New Ford Raptor Specs Are Unchanged: Raptor R Coming to the Rescue Next Year
The Ford F-150 Raptor has gone through a few iterations to reach its third generation. Ford has been mum about releasing details of what we can expect for power and torque, and while it won’t have as much power as the first-gen with the 6.2L V8, it’s nothing to turn your nose up to. However, we hate to break it to you – it hasn’t changed since last year, so you may have to wait a bit longer if you want more ponies.
We expected Ford to add some power to compete with the first-generation model. Since they kept the specs under wraps until recently, we didn’t think it would use the same platform as the previous model, but the Raptor will continue using a twin-turbocharged 3.5L V6 with 450 horsepower and 510-pound-feet of torque.
Although the numbers are unchanged, the high-output EcoBoost has changed slightly. The previous model made peak power at 5,000 RPM and peak torque at 3500 rpm, while the latest model produces peak power at 5850 rpm and peak torque at 3000 RPM. Reconfiguring the low-end torque will help the Raptor increase its towing, hauling, and payload capabilities by 200 pounds. The payload is now 1400 pounds and it can tow 8200 pounds. It won’t have to work as hard either, which the engine will thank you for later.

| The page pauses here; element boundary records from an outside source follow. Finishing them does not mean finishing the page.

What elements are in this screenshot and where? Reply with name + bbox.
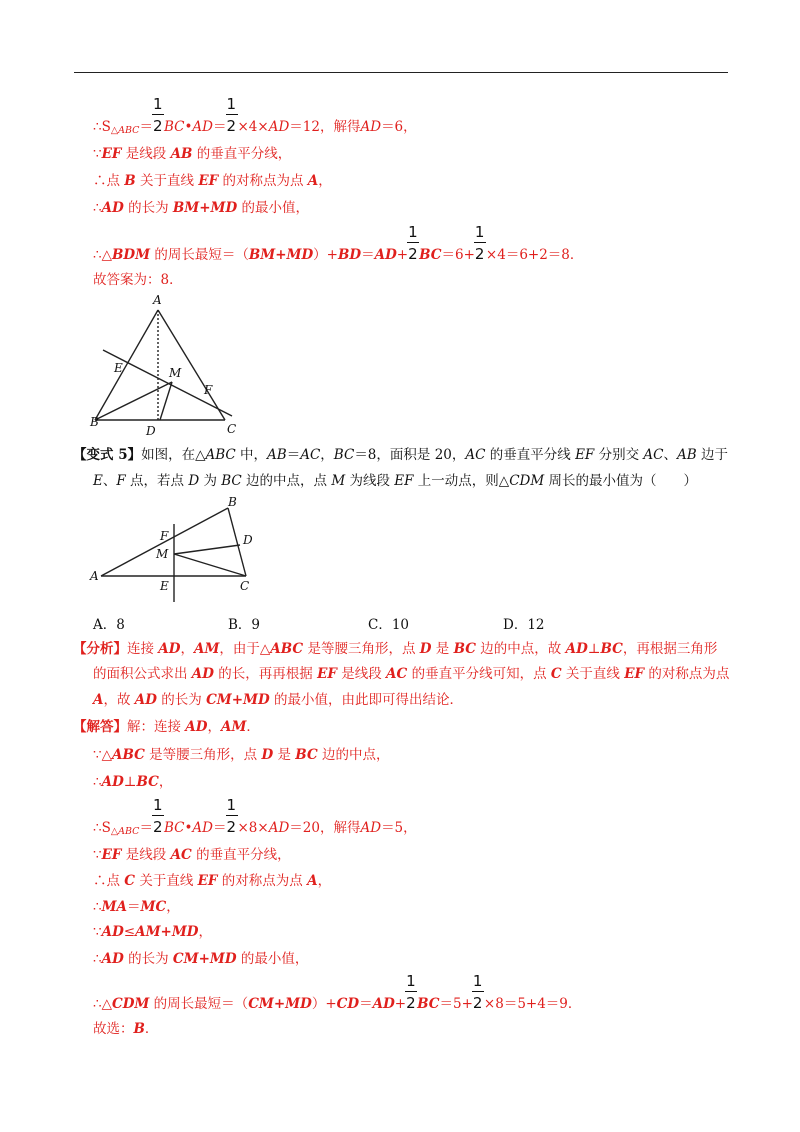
label-b: B bbox=[90, 415, 99, 429]
solution-line-6: ∴MA＝MC， bbox=[93, 899, 180, 915]
statement-line: ∴点 B 关于直线 EF 的对称点为点 A， bbox=[93, 173, 332, 189]
option-a[interactable]: A．8 bbox=[93, 617, 125, 633]
analysis-tag: 【分析】 bbox=[73, 641, 127, 657]
label-e: E bbox=[114, 361, 123, 375]
figure-1-triangle bbox=[85, 290, 245, 440]
fraction-half: $\frac{1}{2}$ bbox=[226, 95, 237, 135]
statement-line: ∵EF 是线段 AB 的垂直平分线， bbox=[93, 146, 292, 162]
fraction-half: $\frac{1}{2}$ bbox=[406, 972, 416, 1012]
solution-line-4: ∵EF 是线段 AC 的垂直平分线， bbox=[93, 847, 291, 863]
label-m: M bbox=[169, 366, 182, 380]
fraction-half: $\frac{1}{2}$ bbox=[152, 95, 163, 135]
header-rule bbox=[74, 72, 728, 73]
fraction-half: $\frac{1}{2}$ bbox=[152, 796, 163, 836]
label-c: C bbox=[227, 422, 237, 436]
label-c: C bbox=[240, 579, 250, 593]
label-d: D bbox=[146, 424, 156, 438]
label-d: D bbox=[243, 533, 253, 547]
perimeter-line: ∴△BDM 的周长最短＝（BM+MD）+BD＝AD+ $\frac{1}{2}BC=6+$ $\frac{1}{2}\times 4=6+2=8$． bbox=[93, 223, 584, 263]
solution-area-line: $\therefore S_{\triangle ABC}=$ $\frac{1}{2}BC•AD=$ $\frac{1}{2}\times 8\times AD=20$，解得AD＝5， bbox=[93, 796, 417, 837]
option-c[interactable]: C．10 bbox=[368, 617, 410, 633]
label-b: B bbox=[228, 495, 237, 509]
analysis-line-3: A，故 AD 的长为 CM+MD 的最小值，由此即可得出结论． bbox=[93, 692, 464, 708]
solution-line-5: ∴点 C 关于直线 EF 的对称点为点 A， bbox=[93, 873, 332, 889]
answer-line: 故答案为：8． bbox=[93, 272, 183, 288]
solution-line-2: ∴AD⊥BC， bbox=[93, 774, 173, 790]
option-b[interactable]: B．9 bbox=[228, 617, 261, 633]
statement-line: ∴AD 的长为 BM+MD 的最小值， bbox=[93, 200, 309, 216]
analysis-line-2: 的面积公式求出 AD 的长，再再根据 EF 是线段 AC 的垂直平分线可知，点 C 关于直线 EF 的对称点为点 bbox=[93, 666, 730, 682]
solution-line-0: 【解答】解：连接 AD，AM． bbox=[73, 719, 260, 735]
problem-line-2: E、F 点，若点 D 为 BC 边的中点，点 M 为线段 EF 上一动点，则△CDM 周长的最小值为（ ） bbox=[93, 473, 697, 489]
figure-2-triangle bbox=[88, 492, 268, 607]
solution-perimeter-line: ∴△CDM 的周长最短＝（CM+MD）+CD＝AD+ $\frac{1}{2}BC=5+$ $\frac{1}{2}\times 8=5+4=9$． bbox=[93, 972, 582, 1012]
solution-line-7: ∵AD≤AM+MD， bbox=[93, 924, 212, 940]
problem-tag: 【变式 5】 bbox=[73, 447, 142, 463]
analysis-line-1: 【分析】连接 AD，AM，由于△ABC 是等腰三角形，点 D 是 BC 边的中点，故 AD⊥BC，再根据三角形 bbox=[73, 641, 718, 657]
problem-line-1: 【变式 5】如图，在△ABC 中，AB＝AC，BC＝8，面积是 20，AC 的垂直平分线 EF 分别交 AC、AB 边于 bbox=[73, 447, 728, 463]
option-d[interactable]: D．12 bbox=[503, 617, 545, 633]
area-formula-line-1: $\therefore S_{\triangle ABC}=$ $\frac{1}{2}BC•AD=$ $\frac{1}{2}\times 4\times AD=12$，解得AD＝6， bbox=[93, 95, 417, 136]
fraction-half: $\frac{1}{2}$ bbox=[226, 796, 237, 836]
fraction-half: $\frac{1}{2}$ bbox=[472, 972, 483, 1012]
fraction-half: $\frac{1}{2}$ bbox=[408, 223, 418, 263]
label-f: F bbox=[204, 383, 213, 397]
solution-line-1: ∵△ABC 是等腰三角形，点 D 是 BC 边的中点， bbox=[93, 747, 390, 763]
solution-final-answer: 故选：B． bbox=[93, 1021, 159, 1037]
label-a: A bbox=[90, 569, 99, 583]
label-e: E bbox=[160, 579, 169, 593]
fraction-half: $\frac{1}{2}$ bbox=[474, 223, 485, 263]
label-f: F bbox=[160, 529, 169, 543]
label-m: M bbox=[156, 547, 169, 561]
label-a: A bbox=[153, 293, 162, 307]
solution-line-8: ∴AD 的长为 CM+MD 的最小值， bbox=[93, 951, 309, 967]
solution-tag: 【解答】 bbox=[73, 719, 127, 735]
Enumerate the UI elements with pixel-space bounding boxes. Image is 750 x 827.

If you’re content with the previous configuration, the additional payload and towing capacity are a welcomed addition. Raptors are meant to take beatings, and some have been known to fly proving physics isn’t always right. Just kidding. Since Raptors are more than a pavement princess, incremental increases for consumers will help immensely. The average dirt bike is 205 pounds with fuel, so that’s an extra bike in the bed while towing your trailer.
The Raptor has proven itself as more than capable with its current engine, but one quip many truck enthusiasts have not been shy to mention is how it sounds. Ford came up with a solution for this – they added an equal-length exhaust system with muffler bypass valves for a more throaty and beefy sound. Hopefully it’ll help because it’s mediocre at best. However, If you’re looking for brute force and that distinguished V8 sound the blue oval is known to offer, the Raptor R is right up your alley.
Next year you’ll have options if you aren’t happy with latest rendition. The second and third-generation Raptors aren’t bad trucks per se, but they certainly aren’t TRX killers, so Ford decided to give the crowd what they wanted and build a more potent Raptor R that will debut next year. The truck is speculated to have more than 700 horsepower and use a version of the Predator supercharged 5.2L V8 that puts out 765 horsepower and 625-pound feet of torque in the Shelby GT500. The styling should be more aggressive as well.
The Ford F-150 Raptor is exceptional in its current configuration to handle your needs, but if you’re looking to hunt TRXs’ on the weekends, you’ll have to wait just a little longer. The 2021 Raptor is on sale but will cost $10,690 more this year because it’s only available as a four-door SuperCrew. You can expect to fork out $65,840, so we imagine the Raptor R will cost similar, if not more than a TRX.